One of the salient features in Gluster 3.10 goes by the rather boring – and slightly opaque – name of brick multiplexing. To understand what it is, and why it’s a good thing, read on.
First, let’s review some relevant parts of how Gluster works already. All storage in Gluster is managed as bricks, which are just directories on servers. Often they’re whole disks or volumes on servers, but that doesn’t have to be the case. It has always been possible to have multiple bricks per server, or even per disk, though carving things up into two many pieces could have some unpleasant effects involving various kinds of resources.
- Ports. Each brick has its own port, which means hundreds of bricks could use up hundreds of ports – and hundreds of firewall rules to manage.
- Memory. Some data structures in Gluster are global, associated with the process, while others are associated with the translators within a brick. Replicating these global parts for hundreds of processes can mean a lot of wasted space.

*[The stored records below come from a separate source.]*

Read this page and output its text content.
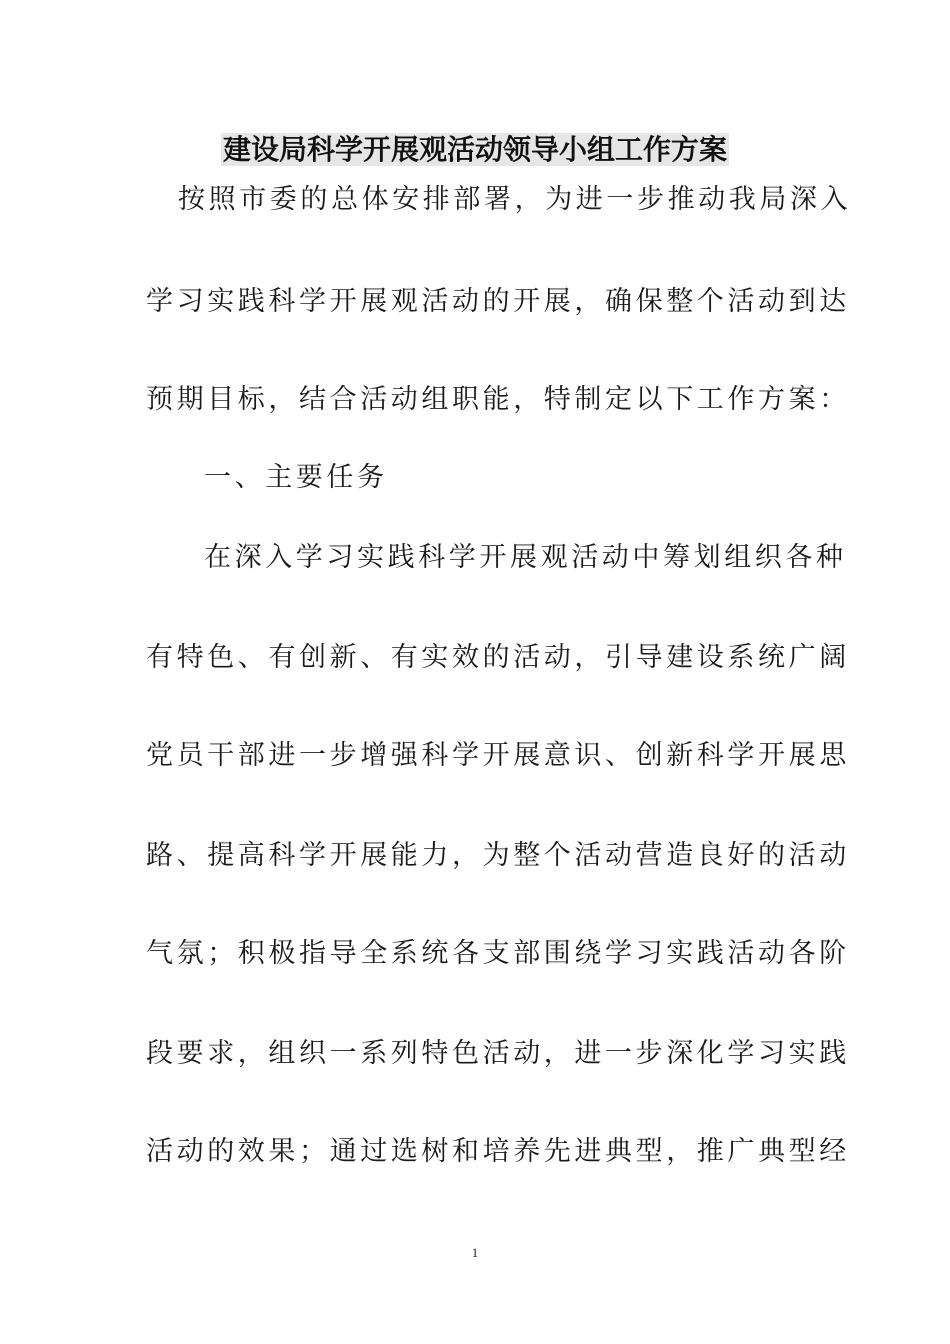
建设局科学开展观活动领导小组工作方案
按照市委的总体安排部署，为进一步推动我局深入
学习实践科学开展观活动的开展，确保整个活动到达
预期目标，结合活动组职能，特制定以下工作方案：
一、主要任务
在深入学习实践科学开展观活动中筹划组织各种
有特色、有创新、有实效的活动，引导建设系统广阔
党员干部进一步增强科学开展意识、创新科学开展思
路、提高科学开展能力，为整个活动营造良好的活动
气氛；积极指导全系统各支部围绕学习实践活动各阶
段要求，组织一系列特色活动，进一步深化学习实践
活动的效果；通过选树和培养先进典型，推广典型经
1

- CPU. Like global memory, each process has a global pool of threads – for handling network I/O, disk I/O, and various “housekeeping” purposes. Replicating these across hundreds of processes can result in many more threads system-wide, and thus more context switching.
Brick multiplexing is just a term for putting multiple bricks into one process. Therefore, many bricks can consume *one* port, *one* set of global data structures, and *one* pool of global threads. This reduces resource consumption, allowing us to run more bricks than before – up to three times as many in some tests involving the very large numbers of bricks that might be involved in a container/hyperconverged kind of configuration.
In addition to reducing overall contention for these resources, brick multiplexing also brings that contention under more direct control. Previously, we were at the mercy of the operating system’s scheduler and paging system to manage this contention. They’d have to make many guesses about what we need, and often they’d guess wrong. We *know*. Now that multiple bricks can run in one process, we can manage contention more carefully to match our priorities and policies. Some day, this will even be the lever we can use to provide multi-tenant isolation and quality of service.
It’s important to note that multiplexing is *not* primarily a performance enhancer. At low brick counts – e.g. less than the number of CPU cores on a system – you’re probably better off not multiplexing. This is true both because of performance and to keep failure domains smaller. In the mid range (hundreds of bricks) multiplexing might or might not perform process-per-brick, depending on workload. Mostly this is not because of multiplexing itself but because of other changes – such as a much more scalable memory-pool implementation – that were developed along with it. There’s still some untapped potential here, so over time multiplexing is likely to improve performance in more cases. At the high end (thousands of bricks) multiplexing is the only option; that many separate brick processes eventually consume so many resources and thrash so much that no useful work gets done.
In short, multiplexing is already helping us address the particular needs of container and hyperconverged workloads. It also provides the infrastructure on which other enhancements can be built which will provider greater benefits to even more users.